I then forgot about this sandbox. And when a nostalgic myself visited it years later… My browser blocked my request, warning me that I was accessing a malicious website. Hacked, of course :)

Static content means less things to sanitize, less permission issues. Happy me.

User control

I’m the kind of person that has troubles writing a lot of text without my favorite editor. Here, I wrote this post in Vim. I hit :make, the site is regenerated. I have a “high-end” SimpleHTTPServer running in background, and I can preview everything offline, without a complex setup. I also know that everything I view offline will be rendered as-is online: no backend can play tricks on us.

I version everything in a Mercurial repository (edit from the future: moved to Git and GitHub).

“Backups” are achieved with a simple hg clone.

“Deployments”? hg push and a changegroup hook.

The core blogofile sources are a mere 1200 lines of Python.

The blog controller is an additional 500 lines.

That’s really easy to analyze or patch, if you think that will ever need this.

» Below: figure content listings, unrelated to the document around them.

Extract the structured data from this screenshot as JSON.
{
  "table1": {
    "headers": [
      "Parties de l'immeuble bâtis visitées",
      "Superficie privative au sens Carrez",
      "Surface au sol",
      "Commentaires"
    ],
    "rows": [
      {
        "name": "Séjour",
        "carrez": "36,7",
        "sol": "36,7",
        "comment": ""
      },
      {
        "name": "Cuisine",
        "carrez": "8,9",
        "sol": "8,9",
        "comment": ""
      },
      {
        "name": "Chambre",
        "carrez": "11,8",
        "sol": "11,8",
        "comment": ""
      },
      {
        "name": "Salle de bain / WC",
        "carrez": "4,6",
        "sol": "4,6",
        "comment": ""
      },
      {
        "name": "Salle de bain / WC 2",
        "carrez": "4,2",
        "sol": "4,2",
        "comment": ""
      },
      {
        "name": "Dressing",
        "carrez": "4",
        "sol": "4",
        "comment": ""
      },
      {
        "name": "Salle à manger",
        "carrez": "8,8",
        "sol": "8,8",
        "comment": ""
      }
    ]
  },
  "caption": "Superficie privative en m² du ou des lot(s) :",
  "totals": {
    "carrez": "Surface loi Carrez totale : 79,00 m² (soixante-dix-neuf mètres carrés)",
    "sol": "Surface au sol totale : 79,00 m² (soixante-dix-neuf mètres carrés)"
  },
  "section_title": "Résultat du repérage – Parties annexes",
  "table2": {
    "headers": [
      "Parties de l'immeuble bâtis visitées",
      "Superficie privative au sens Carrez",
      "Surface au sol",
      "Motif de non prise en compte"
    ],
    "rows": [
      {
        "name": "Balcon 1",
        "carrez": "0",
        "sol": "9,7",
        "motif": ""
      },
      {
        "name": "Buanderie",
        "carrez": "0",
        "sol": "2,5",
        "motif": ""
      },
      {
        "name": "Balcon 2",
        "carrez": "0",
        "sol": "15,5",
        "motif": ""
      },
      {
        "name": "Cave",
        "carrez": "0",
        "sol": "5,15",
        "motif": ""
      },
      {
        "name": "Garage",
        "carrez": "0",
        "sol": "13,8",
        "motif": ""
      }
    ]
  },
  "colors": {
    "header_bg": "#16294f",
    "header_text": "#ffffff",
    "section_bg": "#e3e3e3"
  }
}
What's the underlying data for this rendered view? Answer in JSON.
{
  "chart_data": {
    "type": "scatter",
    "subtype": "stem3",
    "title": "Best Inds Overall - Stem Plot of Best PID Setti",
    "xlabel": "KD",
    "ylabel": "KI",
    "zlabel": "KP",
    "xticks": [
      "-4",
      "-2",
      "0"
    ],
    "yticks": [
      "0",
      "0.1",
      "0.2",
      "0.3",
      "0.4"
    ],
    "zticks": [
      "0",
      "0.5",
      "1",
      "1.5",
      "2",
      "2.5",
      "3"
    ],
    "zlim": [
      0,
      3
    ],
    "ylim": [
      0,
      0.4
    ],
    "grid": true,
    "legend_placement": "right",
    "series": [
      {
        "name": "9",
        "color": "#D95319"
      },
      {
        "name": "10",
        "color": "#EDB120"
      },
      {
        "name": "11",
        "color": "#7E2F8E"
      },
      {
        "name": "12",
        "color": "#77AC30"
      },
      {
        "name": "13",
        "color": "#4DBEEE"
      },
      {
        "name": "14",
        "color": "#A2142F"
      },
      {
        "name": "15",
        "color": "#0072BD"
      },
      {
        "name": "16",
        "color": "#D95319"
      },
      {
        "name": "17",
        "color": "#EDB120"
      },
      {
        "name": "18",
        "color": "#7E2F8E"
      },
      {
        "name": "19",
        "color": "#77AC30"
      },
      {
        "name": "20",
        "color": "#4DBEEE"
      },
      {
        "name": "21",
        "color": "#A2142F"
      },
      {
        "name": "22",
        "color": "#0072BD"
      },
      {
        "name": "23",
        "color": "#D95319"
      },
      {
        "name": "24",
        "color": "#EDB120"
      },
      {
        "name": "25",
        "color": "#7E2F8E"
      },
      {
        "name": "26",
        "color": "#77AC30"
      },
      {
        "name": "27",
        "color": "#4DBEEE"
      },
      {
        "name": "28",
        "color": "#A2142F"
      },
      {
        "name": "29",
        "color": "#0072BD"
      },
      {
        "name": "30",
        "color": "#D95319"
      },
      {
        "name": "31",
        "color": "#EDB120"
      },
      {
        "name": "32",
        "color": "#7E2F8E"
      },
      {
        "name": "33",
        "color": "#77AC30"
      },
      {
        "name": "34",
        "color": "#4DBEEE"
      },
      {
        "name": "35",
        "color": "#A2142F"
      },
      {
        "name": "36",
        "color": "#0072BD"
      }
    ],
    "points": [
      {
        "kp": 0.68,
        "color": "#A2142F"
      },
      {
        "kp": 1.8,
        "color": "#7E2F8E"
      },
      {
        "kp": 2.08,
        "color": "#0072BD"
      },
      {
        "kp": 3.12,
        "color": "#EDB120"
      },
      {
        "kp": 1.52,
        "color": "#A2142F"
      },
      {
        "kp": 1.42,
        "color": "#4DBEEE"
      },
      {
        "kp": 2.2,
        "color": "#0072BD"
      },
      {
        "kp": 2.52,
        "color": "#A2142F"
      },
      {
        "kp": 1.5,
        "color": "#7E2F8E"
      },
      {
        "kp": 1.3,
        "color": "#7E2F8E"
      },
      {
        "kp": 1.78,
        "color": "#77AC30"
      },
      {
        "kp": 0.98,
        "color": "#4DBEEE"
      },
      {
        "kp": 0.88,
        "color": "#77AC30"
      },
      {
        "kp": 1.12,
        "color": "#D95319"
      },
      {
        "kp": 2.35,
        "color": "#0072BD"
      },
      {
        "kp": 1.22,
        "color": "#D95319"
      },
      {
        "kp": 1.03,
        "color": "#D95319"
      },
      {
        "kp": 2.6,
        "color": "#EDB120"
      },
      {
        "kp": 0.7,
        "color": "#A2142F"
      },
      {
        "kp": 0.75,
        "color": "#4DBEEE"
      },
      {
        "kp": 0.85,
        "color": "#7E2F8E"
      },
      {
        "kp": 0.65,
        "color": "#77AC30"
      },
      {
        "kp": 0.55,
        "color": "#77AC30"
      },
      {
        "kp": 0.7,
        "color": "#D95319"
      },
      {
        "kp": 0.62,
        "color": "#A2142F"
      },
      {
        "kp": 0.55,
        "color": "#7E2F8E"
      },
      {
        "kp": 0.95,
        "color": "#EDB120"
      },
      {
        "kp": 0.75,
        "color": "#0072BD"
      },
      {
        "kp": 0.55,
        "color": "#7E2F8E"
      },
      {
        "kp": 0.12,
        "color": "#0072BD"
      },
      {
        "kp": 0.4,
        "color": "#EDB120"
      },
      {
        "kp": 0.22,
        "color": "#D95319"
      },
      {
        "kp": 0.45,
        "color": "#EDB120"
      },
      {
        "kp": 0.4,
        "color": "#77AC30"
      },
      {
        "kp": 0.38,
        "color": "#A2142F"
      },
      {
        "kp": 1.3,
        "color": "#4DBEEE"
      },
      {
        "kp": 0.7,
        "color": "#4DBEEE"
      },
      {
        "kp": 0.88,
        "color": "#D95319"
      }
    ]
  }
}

I have yet to find something I really dislike about blogofile.

Hello world!

All I wanted for Christmas was a blog.

def test():
  print "Hello, world!"
  return 42


So here we are, a simple static blog, with a fairly simple skin derived from the default Blogofile blog. Untested under IE: if you encounter some troubles, feel free to submit patches to the repository on Bitbucket.

What should you expect?

Not much content about romance, but surely some about Sarcasm, Math and Language! I’m mostly into Python: my first posts are likely to cover details of Mercurial, Zope or ERP5, CPython or various other Python interpreters. I’ll categorize posts accordingly so that readers can select a topic or another.

And who knows what might happen next?